I usually begin with a sort of research, or outbreak of a wild interest in some topic, investigation. And when a particular necessity to transform it using my practice arises I start with painting or other media. I perceive art practice, in general, to be closely related to psychoanalysis and personal therapeutic process. Therefore each decision like usage of a specific media, formal and intellectual properties of the artwork are related to very personal impulses. I hope that viewers are able to grasp it on a subconscious level. As for more practical sides, I walk, I read, and then walk again – it activates my brain. I treat painting with an exquisite delicacy, therefore, I would start a new work only when I’m really in a shape for that. However, with time this „in shape“ mode manifests itself on a regular basis.
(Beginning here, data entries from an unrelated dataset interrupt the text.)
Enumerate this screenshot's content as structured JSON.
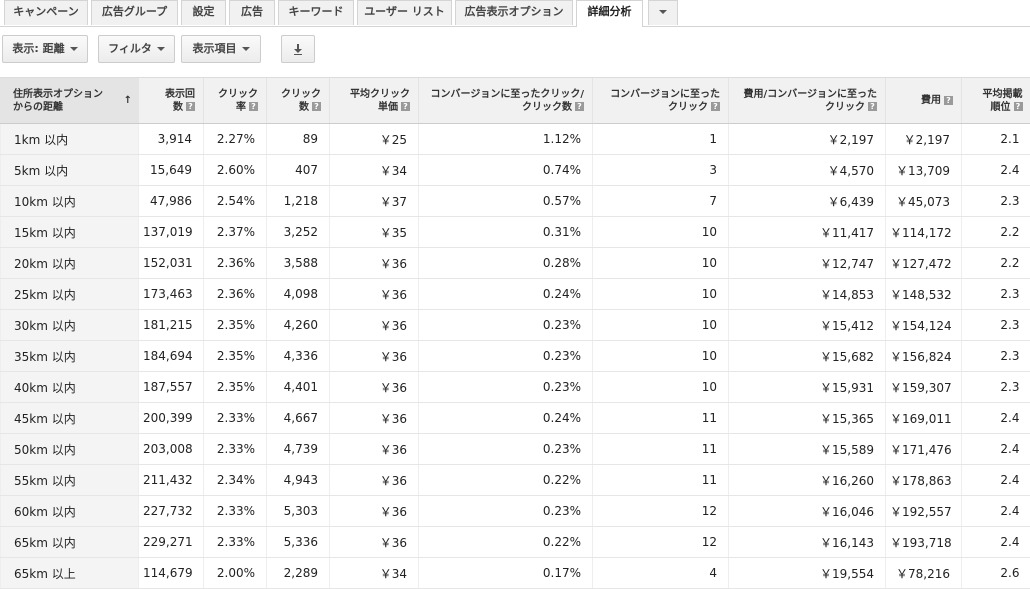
{
  "tabs": [
    {
      "label": "キャンペーン"
    },
    {
      "label": "広告グループ"
    },
    {
      "label": "設定"
    },
    {
      "label": "広告"
    },
    {
      "label": "キーワード"
    },
    {
      "label": "ユーザー リスト"
    },
    {
      "label": "広告表示オプション"
    },
    {
      "label": "詳細分析",
      "active": true
    }
  ],
  "toolbar": {
    "view_label": "表示: 距離",
    "filter_label": "フィルタ",
    "columns_label": "表示項目",
    "download_icon": "download-icon"
  },
  "table": {
    "headers": [
      {
        "line1": "住所表示オプション",
        "line2": "からの距離"
      },
      {
        "line1": "表示回",
        "line2": "数"
      },
      {
        "line1": "クリック",
        "line2": "率"
      },
      {
        "line1": "クリック",
        "line2": "数"
      },
      {
        "line1": "平均クリック",
        "line2": "単価"
      },
      {
        "line1": "コンバージョンに至ったクリック/",
        "line2": "クリック数"
      },
      {
        "line1": "コンバージョンに至った",
        "line2": "クリック"
      },
      {
        "line1": "費用/コンバージョンに至った",
        "line2": "クリック"
      },
      {
        "line1": "",
        "line2": "費用"
      },
      {
        "line1": "平均掲載",
        "line2": "順位"
      }
    ],
    "sort_indicator": "↑",
    "rows": [
      [
        "1km 以内",
        "3,914",
        "2.27%",
        "89",
        "￥25",
        "1.12%",
        "1",
        "￥2,197",
        "￥2,197",
        "2.1"
      ],
      [
        "5km 以内",
        "15,649",
        "2.60%",
        "407",
        "￥34",
        "0.74%",
        "3",
        "￥4,570",
        "￥13,709",
        "2.4"
      ],
      [
        "10km 以内",
        "47,986",
        "2.54%",
        "1,218",
        "￥37",
        "0.57%",
        "7",
        "￥6,439",
        "￥45,073",
        "2.3"
      ],
      [
        "15km 以内",
        "137,019",
        "2.37%",
        "3,252",
        "￥35",
        "0.31%",
        "10",
        "￥11,417",
        "￥114,172",
        "2.2"
      ],
      [
        "20km 以内",
        "152,031",
        "2.36%",
        "3,588",
        "￥36",
        "0.28%",
        "10",
        "￥12,747",
        "￥127,472",
        "2.2"
      ],
      [
        "25km 以内",
        "173,463",
        "2.36%",
        "4,098",
        "￥36",
        "0.24%",
        "10",
        "￥14,853",
        "￥148,532",
        "2.3"
      ],
      [
        "30km 以内",
        "181,215",
        "2.35%",
        "4,260",
        "￥36",
        "0.23%",
        "10",
        "￥15,412",
        "￥154,124",
        "2.3"
      ],
      [
        "35km 以内",
        "184,694",
        "2.35%",
        "4,336",
        "￥36",
        "0.23%",
        "10",
        "￥15,682",
        "￥156,824",
        "2.3"
      ],
      [
        "40km 以内",
        "187,557",
        "2.35%",
        "4,401",
        "￥36",
        "0.23%",
        "10",
        "￥15,931",
        "￥159,307",
        "2.3"
      ],
      [
        "45km 以内",
        "200,399",
        "2.33%",
        "4,667",
        "￥36",
        "0.24%",
        "11",
        "￥15,365",
        "￥169,011",
        "2.4"
      ],
      [
        "50km 以内",
        "203,008",
        "2.33%",
        "4,739",
        "￥36",
        "0.23%",
        "11",
        "￥15,589",
        "￥171,476",
        "2.4"
      ],
      [
        "55km 以内",
        "211,432",
        "2.34%",
        "4,943",
        "￥36",
        "0.22%",
        "11",
        "￥16,260",
        "￥178,863",
        "2.4"
      ],
      [
        "60km 以内",
        "227,732",
        "2.33%",
        "5,303",
        "￥36",
        "0.23%",
        "12",
        "￥16,046",
        "￥192,557",
        "2.4"
      ],
      [
        "65km 以内",
        "229,271",
        "2.33%",
        "5,336",
        "￥36",
        "0.22%",
        "12",
        "￥16,143",
        "￥193,718",
        "2.4"
      ],
      [
        "65km 以上",
        "114,679",
        "2.00%",
        "2,289",
        "￥34",
        "0.17%",
        "4",
        "￥19,554",
        "￥78,216",
        "2.6"
      ]
    ]
  }
}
What is the biggest challenge you’ve faced so far?
To allow myself to paint without feeling any guilt, pressure, or judgment.

Do you know when your work his finished?
When there is no burning sensation inside me to wake up and run to finish, add something to the piece it might mean there’s nothing more I have to say. Unless there’s still space for playfulness it’s not finished.

alina sokolova interview vienna
Alina Sokolova, Dancing the delusions of solidity, 85 x 85 cm

How important is physical proximity to you?
To be honest, I can’t exist in this new zoom reality. Proximity, communication with people face to face, is of extra value to me. I just want to smell, touch the hair of my friends, and hear their voices next to me.

What are your favorite places in Vienna?
One particular tree in Türkenschanzpark. Also Liechtensteinpark in early may with its blooming lemon trees in pots and the momentary illusion of being in the south. I also love basically all of the food markets, and of course the Schweden Espresso at night with its beautiful Viennese spellful dialogues.